How can it ever be possible to make an error in covering the health of any unborn child in Nebraska?

Sure, Nebraska can play a rough game against abortion, but the State must also be prepared to provide services and support for those fetuses it plans to legally force into being born — if the State can actually keep them alive after the first breath.

In 2007 (the latest year of statistics) Nebraska’s tiniest and youngest citizens died at the highest rate in five years — 6.8 deaths for every 1,000 births, said Dr.

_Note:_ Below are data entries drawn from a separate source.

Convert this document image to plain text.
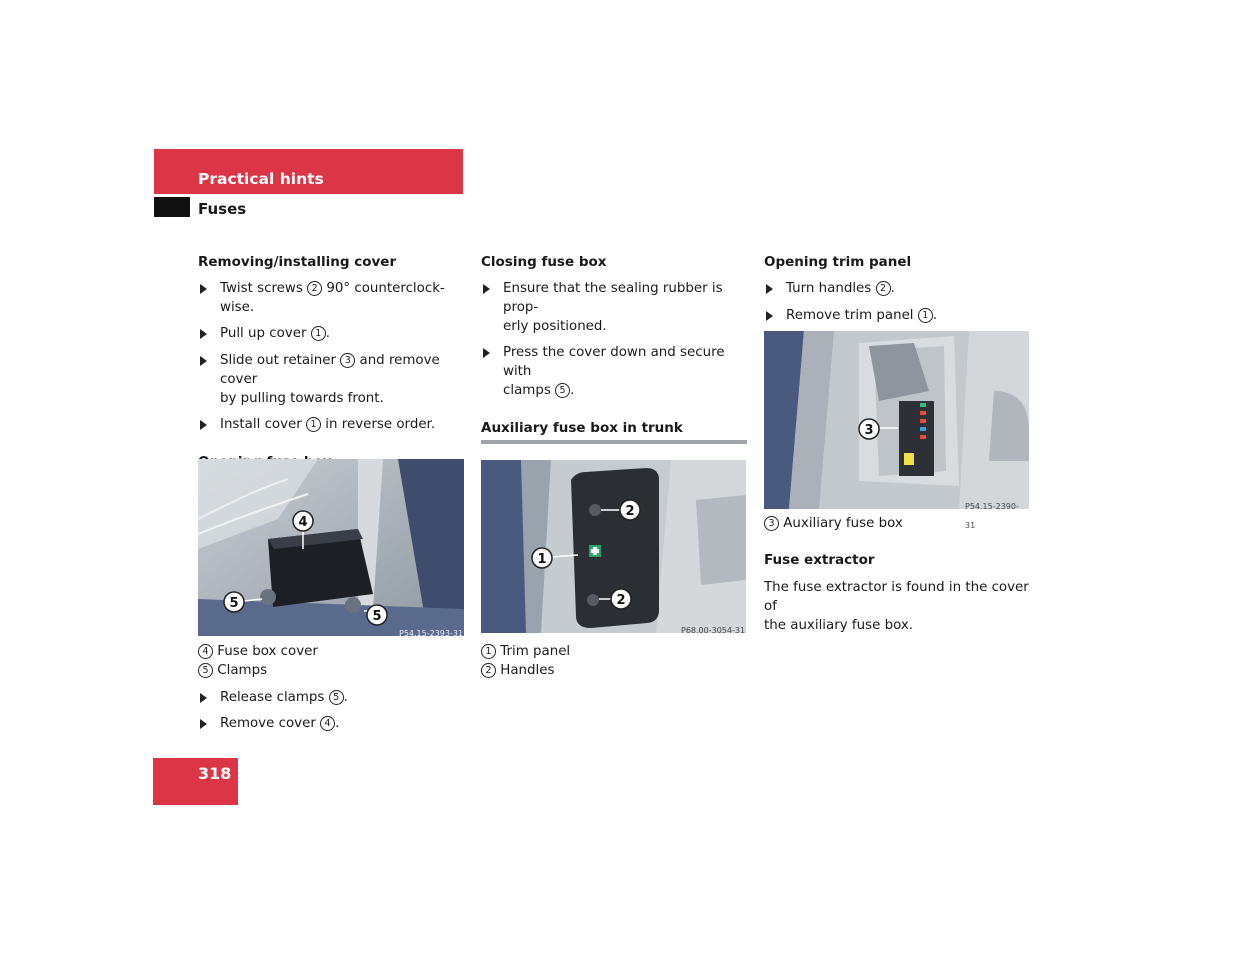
Practical hints
Fuses

Removing/installing cover

Twist screws 2 90° counterclock-
wise.

Pull up cover 1 .

Slide out retainer 3 and remove cover
by pulling towards front.

Install cover 1 in reverse order.

4
5
5
P54.15-2393-31

4 Fuse box cover

5 Clamps

Release clamps 5 .

Remove cover 4 .

Closing fuse box

Ensure that the sealing rubber is prop-
erly positioned.

Press the cover down and secure with
clamps 5 .

Auxiliary fuse box in trunk

1
2
2
P68.00-3054-31

1 Trim panel

2 Handles

Opening trim panel

Turn handles 2 .

Remove trim panel 1 .

3
P54.15-2390-31

3 Auxiliary fuse box

Fuse extractor

The fuse extractor is found in the cover of
the auxiliary fuse box.

318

Magda Peck, associate dean and professor at the University of Nebraska Medical Center.

In 2007, 183 Nebraska infants died before their first birthday.

And 7 percent of all babies born in Nebraska that year weighed less than 5.5 pounds, the minimum weight giving babies the best odds of surviving and thriving.

Nebraska must also confront their sorry history of Foster Care returns:

The percentage of children who returned to foster care, many of them younger than 5, increased to 41 percent in 2008.

That percentage is the highest in the past six years. …

Among the children in foster care last year, 796 entered because of their behaviors.

Nearly 46 percent of foster children were removed from their homes in 2008 because parents were abusing drugs, including methamphetamine or alcohol. The Foster Care Review Board recommended expanding rehabilitation and mental health facilities across the state to treat parents struggling with substance abuse.

Nebraska can be the loss-leader in the abortion fight, but the undeniable extrapolation of those two new laws, is the moral creation of an expensive, but dutiful, “Viability Mandate.”

The Nebraska Viability Mandate must cover the painless entirety of its citizens across all childhood crevasses and adult arcs — and not just the convenient, political, zygote.

3 Comments

  1. Seems like a couple of pretty brutal laws, David. How can they make laws based on scientific falsehoods? Doesn’t seem right.

  2. The Pro-Lifers believe they have evidence that fetuses feel pain. Some of them use those fetal movies to demonstrate the point — if you touch the fetus and it moves, that means it feels.
    If the wind blows a dandelion in a field — does the dandelion feel, or does it just move in reaction to another movement?